Foi ele que me fez dançar de novo. Coisa besta dessas, pensei enquanto descia do carro, numas das mil e uma vezes em que ele me deixou em casa. Às vezes as pessoas ficam na vida da gente e a gente não percebe. Custei a perceber que foi ele que me ajudou a encarar aqueles dias horríveis de cinza e medo, enquanto me levava pra passear nos lugares conhecidos da minha cidade velha. Nem sei se ele dançava, antes de mim. Imagino que não, acho que lembro de uma vez em que ele me disse que fazia anos que estava aqui, mas nunca tinha ido em lugar de dançar. Fomos em lugar de dançar, e você dançava esquisito e daí eu podia dançar esquisito também. Não lembro, antes dele, quando é que tinha dançado. Talvez com um outro, um pouco antes dele, é verdade, que me fez dançar na sala. A gente só se beijava quando dançava, coisa esquisita. Mas depois desse veio um outro, que não me fez dançar e não me fez feliz, e aí eu parei de dançar. Parei de gostar de mim, também. E aí ele apareceu e aos poucos foi me fazendo dançar de novo. Foi ele que me fez dançar de novo. 

A vida é cruel. Sentada no meu quarto, depois de uma longa viagem, percebo o mundaréu de coisas que a gente deixa pra trás. Nas gavetas da escrivaninha, o manual da câmera que meu tio me deu logo que eu comecei a tirar fotos. A câmera empoeirada, num canto, com o filme da minha última viagem pra Curitiba. Nunca mais fotografei nada, eu disse assim, baixinho pra mim, como quem conta um segredo triste. Perto das câmeras, meus trinta e poucos livros não lidos. Não lembro quando, exatamente, eu parei de tirar fotos ou de ler livros. Só sei que aconteceu. Aconteceu eu, ali, perdida na vida e de frente pro meu computador querendo achar um sentido qualquer pra existência e falhando miseravelmente. Quietinha embaixo das cobertas, no frio, um ano atrás, eu não tinha vontade de viver. Só sabia escrever. E sei que escrevia porque esse era o meu único jeito de dizer que eu ainda existia. Existência besta, eu sei; mas ainda existência. Depois que tudo aquilo aconteceu eu me perdi de mim. Eu não sabia dançar, eu não sabia ler, e eu nunca mais tirei nenhuma foto.

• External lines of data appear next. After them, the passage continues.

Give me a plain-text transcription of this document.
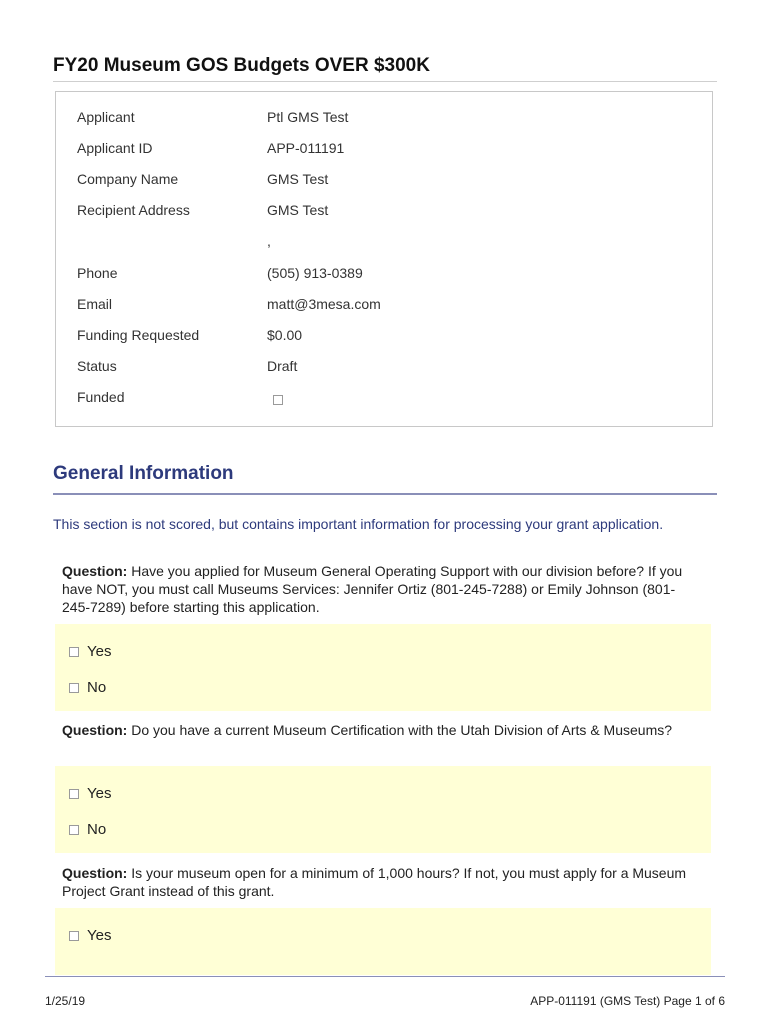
FY20 Museum GOS Budgets OVER $300K
Applicant	Ptl GMS Test
Applicant ID	APP-011191
Company Name	GMS Test
Recipient Address	GMS Test
,
Phone	(505) 913-0389
Email	matt@3mesa.com
Funding Requested	$0.00
Status	Draft
Funded
General Information
This section is not scored, but contains important information for processing your grant application.
Question: Have you applied for Museum General Operating Support with our division before? If you have NOT, you must call Museums Services: Jennifer Ortiz (801-245-7288) or Emily Johnson (801-245-7289) before starting this application.
Yes
No
Question: Do you have a current Museum Certification with the Utah Division of Arts & Museums?
Yes
No
Question: Is your museum open for a minimum of 1,000 hours? If not, you must apply for a Museum Project Grant instead of this grant.
Yes
1/25/19	APP-011191 (GMS Test) Page 1 of 6
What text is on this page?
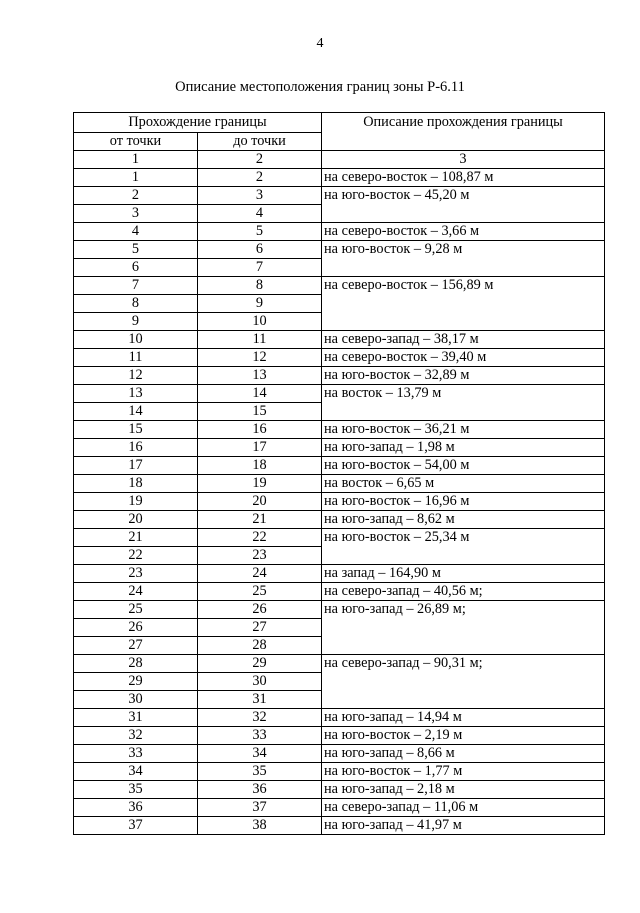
4
Описание местоположения границ зоны Р-6.11
Прохождение границы		Описание прохождения границы
от точки	до точки	
1	2	3
1	2	на северо-восток – 108,87 м
2	3	на юго-восток – 45,20 м
3	4	
4	5	на северо-восток – 3,66 м
5	6	на юго-восток – 9,28 м
6	7	
7	8	на северо-восток – 156,89 м
8	9	
9	10	
10	11	на северо-запад – 38,17 м
11	12	на северо-восток – 39,40 м
12	13	на юго-восток – 32,89 м
13	14	на восток – 13,79 м
14	15	
15	16	на юго-восток – 36,21 м
16	17	на юго-запад – 1,98 м
17	18	на юго-восток – 54,00 м
18	19	на восток – 6,65 м
19	20	на юго-восток – 16,96 м
20	21	на юго-запад – 8,62 м
21	22	на юго-восток – 25,34 м
22	23	
23	24	на запад – 164,90 м
24	25	на северо-запад – 40,56 м;
25	26	на юго-запад – 26,89 м;
26	27	
27	28	
28	29	на северо-запад – 90,31 м;
29	30	
30	31	
31	32	на юго-запад – 14,94 м
32	33	на юго-восток – 2,19 м
33	34	на юго-запад – 8,66 м
34	35	на юго-восток – 1,77 м
35	36	на юго-запад – 2,18 м
36	37	на северо-запад – 11,06 м
37	38	на юго-запад – 41,97 м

Numa pasta velha no meu computador, encontro fotografias de shows que eu fui. O mundo visto através das lentes ruins da minha câmera ruim. A voz do meu tio me perguntando a quantas anda a fotografia e eu respondendo baixinho, como quem sentencia uma morte: nunca mais fotografei. Nunca mais. 

Foi esse ano que voltei a dançar e que, timidamente, voltei a ler alguns livros. Concentração me falta, e vez ou outra eu prefiro mesmo ficar na internet perdendo tempo com a vida das pessoas que não são eu. A vida dos outros não é melhor que a minha, mas tem como grande qualidade: não ser a minha. Estive bem. Estive tão bem que parei de falar de mim. Não precisava, não tinha o quê e o mundo parecia ter, agora, algumas nuanças. Eu tinha voltado a dançar com ele. Eu, ainda que devagar, ia riscando a lista de livros a ler. Ia vivendo. Não era ainda o melhor jeito de viver, mas era um jeito. Um jeito meu. No meio disso tudo até peguei a câmera de novo e tentei tirar umas fotos, acho que uma orquestra, não lembro bem. O filme deve estar velho e é bem capaz que ao revelar amarele ou queime tudo. Não importa. É um pequeno registro de quando eu voltei a ver. Voltar a ver é importante. Voltar a ser, parece imprescindível.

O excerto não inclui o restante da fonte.